Introducing SPARQL: Querying the Semantic Web
by Leigh Dodds
|
Pages: 1, 2, 3, 4, 5
Graph Pattern Shortcuts
SPARQL includes a number of syntax shortcuts that simplify the writing of patterns. Let's rewrite our query more succinctly:
PREFIX table: <http://www.daml.org/2003/01/periodictable/PeriodicTable#>
SELECT *
FROM <http://www.daml.org/2003/01/periodictable/PeriodicTable.owl>
WHERE
{
?element table:name ?name;
table:symbol ?symbol;
table:atomicNumber ?number.
}
We've used two shortcuts here. The first should be familar to SQL users: *. This shortcut means "return all variables listed in the graph pattern." It saves having to itemize every variable at the cost of relying on the processor to order the columns in the result set.
The second shortcut is, formally, the use of a predicate-object list. This shortcut allows a query author to list the subject of a series of triple patterns only once. When we're using this form, each triple pattern is terminated with a semicolon rather than a full stop. This shortcut can be used when several patterns share the same subject.
SPARQL offers a similar shortcut, an object list, which simplifies patterns that differ only in their subject.
OPTIONAL Patterns
RDF graphs are often semi-structured; some data may be unavailable or unknown. How do we allow for this when querying for data? Let's work through an example to illustrate the problem. Imagine that we wanted to adapt the previous query to also return the color of the element. Our first attempt may look like this:
PREFIX table: <http://www.daml.org/2003/01/periodictable/PeriodicTable#>
SELECT ?name ?symbol ?number ?color
FROM <http://www.daml.org/2003/01/periodictable/PeriodicTable.owl>
WHERE
{
?element table:name ?name.
?element table:symbol ?symbol.
?element table:atomicNumber ?number.
?element table:color ?color.
}
We've extended our SELECT statement to include the new variable, color, and have also added a match for the relevant property (table:color) to the graph pattern. So far, so good.
If you run this query though, you'll notice that some elements are missing. Ununtrium, for example. (No, I'd never heard of it either). If we look closely at the RDF data, we find that this ununtrium, and several other of the heavier elements, do not have the relevant table:color property. So these elements are not returned in the results.
We need to alter the query to allow for the fact that we have some missing or incomplete data.

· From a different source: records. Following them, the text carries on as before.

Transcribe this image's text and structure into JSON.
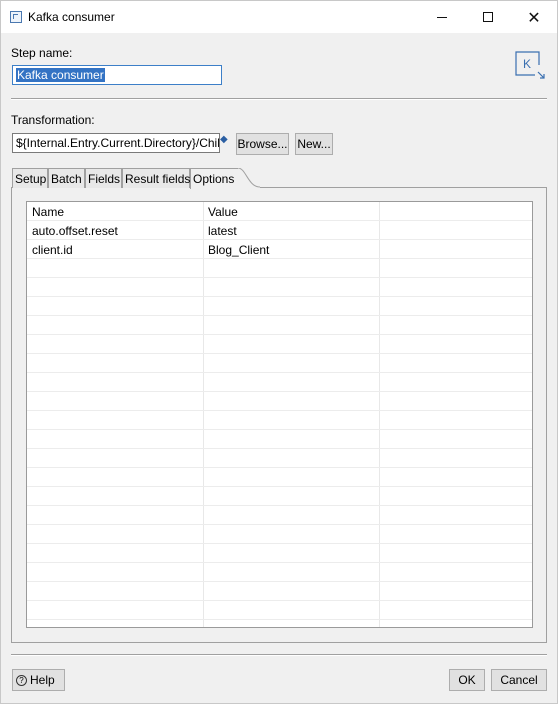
{
  "window": {
    "title": "Kafka consumer",
    "minimize_label": "",
    "maximize_label": "",
    "close_label": "✕"
  },
  "step": {
    "label": "Step name:",
    "value": "Kafka consumer",
    "logo_letter": "K"
  },
  "transformation": {
    "label": "Transformation:",
    "value": "${Internal.Entry.Current.Directory}/Chil",
    "variable_icon": "◆",
    "browse_label": "Browse...",
    "new_label": "New..."
  },
  "tabs": [
    {
      "label": "Setup"
    },
    {
      "label": "Batch"
    },
    {
      "label": "Fields"
    },
    {
      "label": "Result fields"
    },
    {
      "label": "Options",
      "active": true
    }
  ],
  "options_table": {
    "headers": [
      "Name",
      "Value"
    ],
    "rows": [
      [
        "auto.offset.reset",
        "latest"
      ],
      [
        "client.id",
        "Blog_Client"
      ]
    ]
  },
  "footer": {
    "help_label": "Help",
    "help_icon": "?",
    "ok_label": "OK",
    "cancel_label": "Cancel"
  }
}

We achieve this by indicating that the relevant triple pattern is optional:
PREFIX table: <http://www.daml.org/2003/01/periodictable/PeriodicTable#>
SELECT ?name ?symbol ?number ?color
FROM <http://www.daml.org/2003/01/periodictable/PeriodicTable.owl>
WHERE
{
?element table:name ?name.
?element table:symbol ?symbol.
?element table:atomicNumber ?number.
OPTIONAL { ?element table:color ?color. }
}
If you run this version of the query you'll find that all of the elements are now correctly included. The OPTIONAL keyword must be followed by a sub-pattern containing the optional aspects of the query. Within the result set, if an element doesn't have a color property, then the color variable is said to be unbound for that particular solution (row).
Matching Alternatives with UNION
Now that we've seen how to explore optional data, let's see how we can select from alternatives. If we were interested in the chemistry of the halogens and the noble gases, we might simply construct and run separate queries in order to find out their atomic weights and CAS registry numbers.

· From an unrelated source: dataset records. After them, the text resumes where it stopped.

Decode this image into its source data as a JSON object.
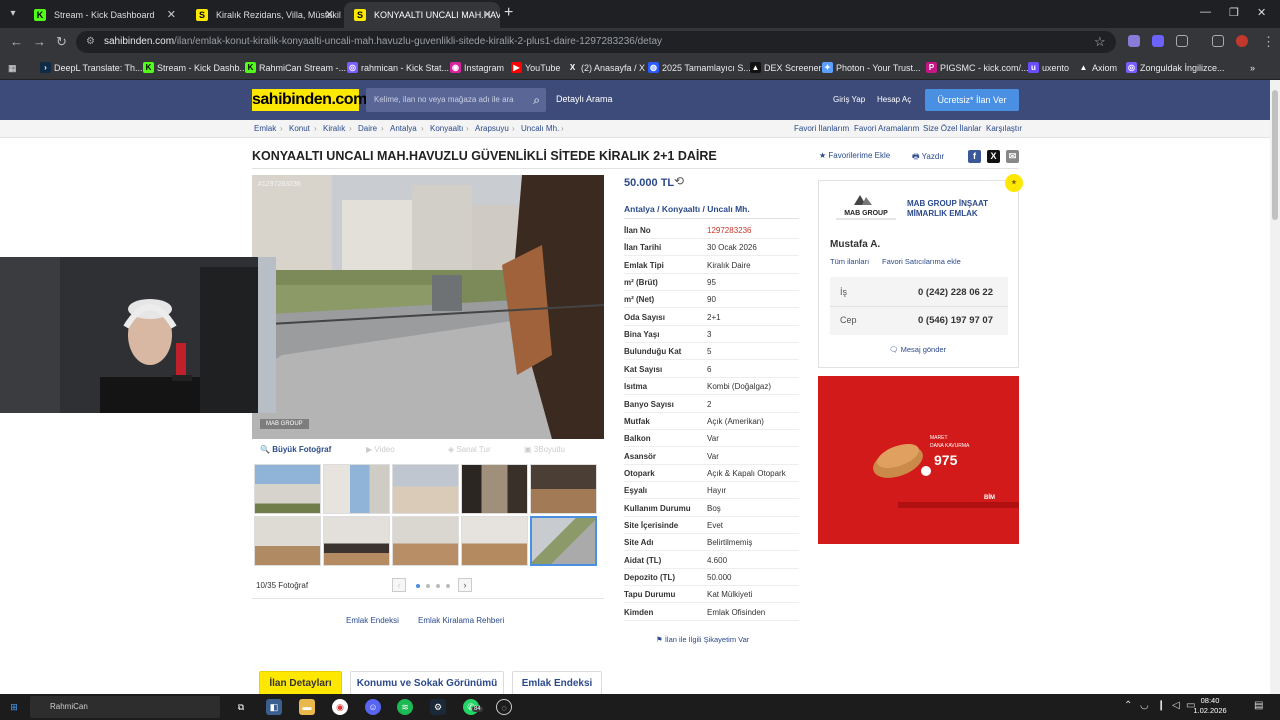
{
  "browser": {
    "tabs": [
      {
        "title": "Stream - Kick Dashboard",
        "icon": "kick-icon"
      },
      {
        "title": "Kiralık Rezidans, Villa, Müstakil",
        "icon": "sahibinden-icon"
      },
      {
        "title": "KONYAALTI UNCALI MAH.HAVU",
        "icon": "sahibinden-icon"
      }
    ],
    "url_host": "sahibinden.com",
    "url_path": "/ilan/emlak-konut-kiralik-konyaalti-uncali-mah.havuzlu-guvenlikli-sitede-kiralik-2-plus1-daire-1297283236/detay",
    "bookmarks": [
      "DeepL Translate: Th...",
      "Stream - Kick Dashb...",
      "RahmiCan Stream -...",
      "rahmican - Kick Stat...",
      "Instagram",
      "YouTube",
      "(2) Anasayfa / X",
      "2025 Tamamlayıcı S...",
      "DEX Screener",
      "Photon - Your Trust...",
      "PIGSMC - kick.com/...",
      "uxento",
      "Axiom",
      "Zonguldak İngilizce..."
    ]
  },
  "site": {
    "logo": "sahibinden.com",
    "search_placeholder": "Kelime, ilan no veya mağaza adı ile ara",
    "detail_search": "Detaylı Arama",
    "login": "Giriş Yap",
    "register": "Hesap Aç",
    "post_ad": "Ücretsiz* İlan Ver"
  },
  "breadcrumb": [
    "Emlak",
    "Konut",
    "Kiralık",
    "Daire",
    "Antalya",
    "Konyaaltı",
    "Arapsuyu",
    "Uncalı Mh."
  ],
  "breadcrumb_right": [
    "Favori İlanlarım",
    "Favori Aramalarım",
    "Size Özel İlanlar",
    "Karşılaştır"
  ],
  "listing": {
    "title": "KONYAALTI UNCALI MAH.HAVUZLU GÜVENLİKLİ SİTEDE KİRALIK 2+1 DAİRE",
    "favorite": "Favorilerime Ekle",
    "print": "Yazdır",
    "price": "50.000 TL",
    "location": [
      "Antalya",
      "Konyaaltı",
      "Uncalı Mh."
    ],
    "photo_id": "#1297283236",
    "photo_watermark": "MAB GROUP",
    "photo_tools": [
      "Büyük Fotoğraf",
      "Video",
      "Sanal Tur",
      "3Boyutlu"
    ],
    "photo_count": "10/35 Fotoğraf",
    "under_links": [
      "Emlak Endeksi",
      "Emlak Kiralama Rehberi"
    ],
    "complaint": "İlan ile İlgili Şikayetim Var",
    "details": [
      {
        "k": "İlan No",
        "v": "1297283236"
      },
      {
        "k": "İlan Tarihi",
        "v": "30 Ocak 2026"
      },
      {
        "k": "Emlak Tipi",
        "v": "Kiralık Daire"
      },
      {
        "k": "m² (Brüt)",
        "v": "95"
      },
      {
        "k": "m² (Net)",
        "v": "90"
      },
      {
        "k": "Oda Sayısı",
        "v": "2+1"
      },
      {
        "k": "Bina Yaşı",
        "v": "3"
      },
      {
        "k": "Bulunduğu Kat",
        "v": "5"
      },
      {
        "k": "Kat Sayısı",
        "v": "6"
      },
      {
        "k": "Isıtma",
        "v": "Kombi (Doğalgaz)"
      },
      {
        "k": "Banyo Sayısı",
        "v": "2"
      },
      {
        "k": "Mutfak",
        "v": "Açık (Amerikan)"
      },
      {
        "k": "Balkon",
        "v": "Var"
      },
      {
        "k": "Asansör",
        "v": "Var"
      },
      {
        "k": "Otopark",
        "v": "Açık & Kapalı Otopark"
      },
      {
        "k": "Eşyalı",
        "v": "Hayır"
      },
      {
        "k": "Kullanım Durumu",
        "v": "Boş"
      },
      {
        "k": "Site İçerisinde",
        "v": "Evet"
      },
      {
        "k": "Site Adı",
        "v": "Belirtilmemiş"
      },
      {
        "k": "Aidat (TL)",
        "v": "4.600"
      },
      {
        "k": "Depozito (TL)",
        "v": "50.000"
      },
      {
        "k": "Tapu Durumu",
        "v": "Kat Mülkiyeti"
      },
      {
        "k": "Kimden",
        "v": "Emlak Ofisinden"
      }
    ]
  },
  "seller": {
    "logo_text": "MAB GROUP",
    "company": "MAB GROUP İNŞAAT MİMARLIK EMLAK",
    "agent": "Mustafa A.",
    "all_ads": "Tüm ilanları",
    "fav_seller": "Favori Satıcılarıma ekle",
    "phones": [
      {
        "label": "İş",
        "number": "0 (242) 228 06 22"
      },
      {
        "label": "Cep",
        "number": "0 (546) 197 97 07"
      }
    ],
    "message": "Mesaj gönder"
  },
  "ad": {
    "line1": "MARET",
    "line2": "DANA KAVURMA",
    "price": "975",
    "brand": "BİM"
  },
  "bottom_tabs": [
    "İlan Detayları",
    "Konumu ve Sokak Görünümü",
    "Emlak Endeksi"
  ],
  "taskbar": {
    "search_text": "RahmiCan",
    "badge": "84",
    "time": "08:40",
    "date": "1.02.2026"
  },
  "colors": {
    "site_header": "#3d4b7a",
    "brand_yellow": "#ffe800",
    "link_blue": "#2b4a8b",
    "post_button": "#4a90e2"
  }
}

But using the SPARQL UNION keyword we can write a single query that matches all of the elements. That query looks like this:
PREFIX table: <http://www.daml.org/2003/01/periodictable/PeriodicTable#>
SELECT ?symbol ?number
FROM <http://www.daml.org/2003/01/periodictable/PeriodicTable#>
WHERE
{
{
?element table:symbol ?symbol;
table:atomicNumber ?number;
table:group table:group_17.
}
UNION
{
?element table:symbol ?symbol;
table:atomicNumber ?number;
table:group table:group_18.
}
}
There are a few things to notice. First, the query pattern consists of two nested patterns joined by the UNION keyword. If an element resource matches either of these patterns, then it will be included in the query solution. For clarity the patterns use the predicate-object list shortcut.
The query also includes another demonstration of URI shortening, this time within the object of a triple pattern. The value (range) of the table:group property is a resource. Each of the groups in the table is modeled as a resource with its own URI. The full URI for group 17 is http://www.daml.org/2003/01/periodictable/PeriodicTable#group_17. As we've already declared a URI PREFIX for http://www.daml.org/2003/01/periodictable/PeriodicTable# we can truncate this to table:group_17.
Any number of UNIONs can be included in a query, providing a great deal of flexibility in assembling data from alternatives.